The bonus of an organic, local, plant-based whole food diet, other than better eating and personal health and longevity, is significantly reduced environmental impact. A 408-page report by U.N scientists, Livestock’s Long Shadow, indicated that raising animals for food is responsible for more greenhouse gases than all vehicles in the world combined. More than 260 million acres of U.S. forest have been cleared to create cropland to grow grain to feed farmed animals; farmed animals are fed more than 70 percent of the corn, wheat, and other grains grown in the U.S.; and almost half of the water and 80 percent of the agricultural land in the U.S. are used to raise animals for food.

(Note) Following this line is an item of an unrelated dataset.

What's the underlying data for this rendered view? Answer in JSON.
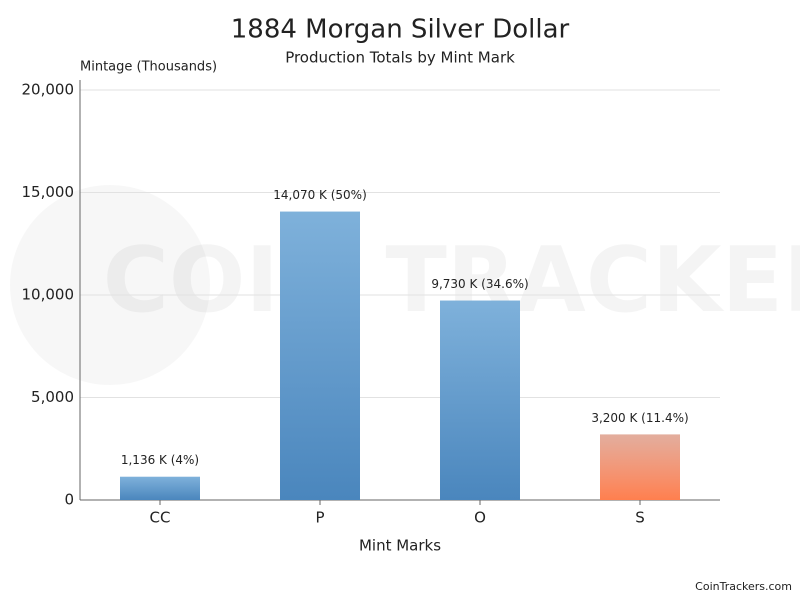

So what is it like to really veg out? We have been learning to prepare whole plant foods from our garden, from the local farmers’ markets, from our local whole foods stores (and the mainstream stores increasing their whole foods selections) and from our local farm delivery service for the past six months and it has been a journey from the artificial and the bland to the real and the delicious. We have learned how to cook again and we have learned to appreciate our food and our experience of food more. We can enthusiastically report that it has been a very pleasant adventure in better foraging, tastier food and a more relaxing dining experience. The fact that we have also significantly reduced our carbon footprint is a huge bonus.
It was no surprise that we had trouble finding a seat at Butler’s Atherton Hall to hear Michael Pollan and it is no surprise that In Defense of Food is #2 on the New York Times Bestseller List.